Which header is not set? If you mean Authorization, note that this is a request header. It makes no sense to set it on the response.

https://developer.mozilla.org/de/docs/Web/HTTP/Headers/Authorization

Moo · December 26, 2019, 3:36pm

How set a header by redirect???

lutzhorn · December 26, 2019, 3:40pm

Which header to you want to set?

Moo · December 26, 2019, 3:51pm

I would a redirect after login to dashboard with Authorization value ("Authorization", "Bearer "+token)

lutzhorn · December 26, 2019, 3:55pm

You should split this into two requests:

Login: The server returns the token in the response body with status 200 OK. The client keeps the token for further requests.
Open Dashboard: The client requests /dashboard and sets the Authorization header using the token received as the result of the previous request.

Moo · December 26, 2019, 6:38pm

Ok, is a well-know way! But, the client is a normal website, with navigtion including tag links and i can’t set a header by call the next page. Ok, i like JS, but you can only set a header when use ajax, the header set from browser is false. https://developer.mozilla.org/en-US/docs/Web/API/Headers/set

When i use a onepage-site or Vue/React, then is any call a ajax-call.

I always wanted to loop the JWT token from the server site with set and get header.

lutzhorn · December 26, 2019, 6:45pm

Note that this is not a question specific to Go. How HTTP works is the same, no matter which programming language you use as the backed.

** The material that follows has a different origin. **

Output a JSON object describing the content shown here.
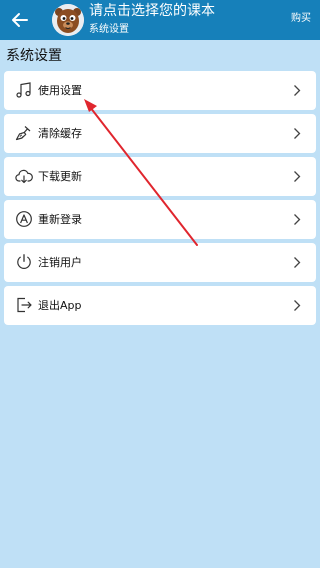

~~So maybe this forum is the wrong place to discussion this question.~~

How about setting a cookie including the JWT in the response? The backend should be able to extract the JWT both from a cookie and the Authorization header.

Moo · December 26, 2019, 7:00pm

Yes, this is a GO-Question, as I search a workaround for http- response/request serversite. Cookie is not well, just got away from it!

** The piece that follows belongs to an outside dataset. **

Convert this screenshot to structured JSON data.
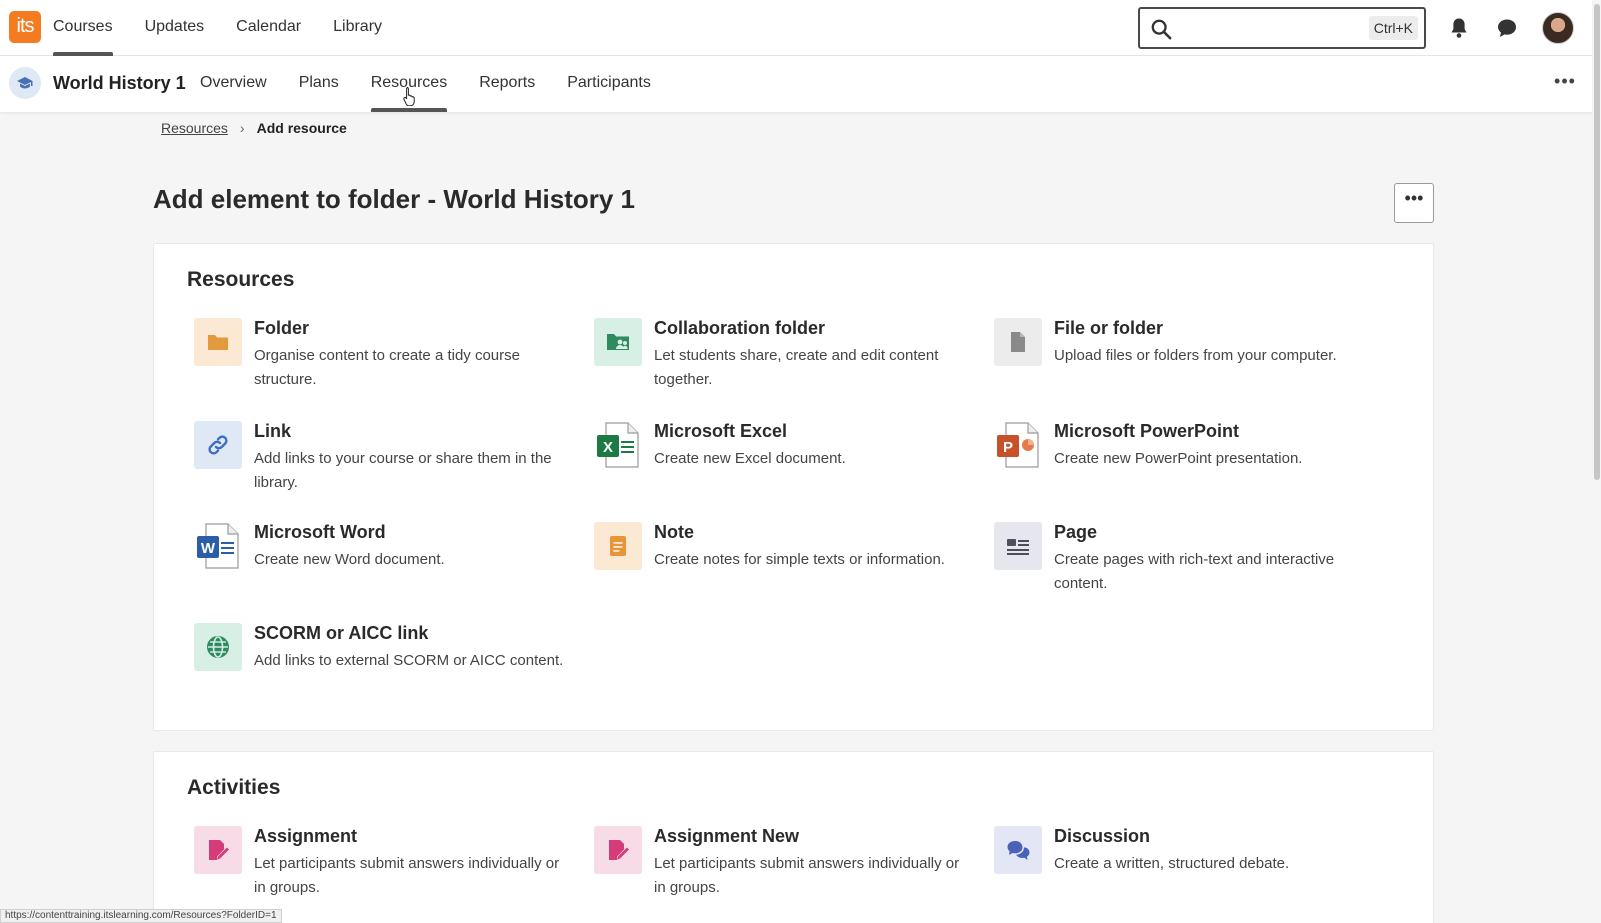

When you me not can help, it’s ok, no problem, but try not to distract yourself by looking for a reason not to answer this question.

geosoft1 · December 26, 2019, 7:33pm

Redirecting won’t pass headers to destination if this is what you ask yourself. You must use other methods to forward headers like sessions.

jabbson · December 26, 2019, 7:56pm

I am still trying to wrap my head around why is request Authorization header is needed in the server response?

luhonghai · December 27, 2019, 12:44am

If you want to keep the old data (headers, method, body …), use http code 308 instead. Client will re-send all data to new location. (Some client like OkHttp will not accept 308 method)

Moo · December 27, 2019, 6:19am

THX… That was the answer I was looking for! And welcome into the community!

system · March 26, 2020, 6:19am

This topic was automatically closed 90 days after the last reply. New replies are no longer allowed.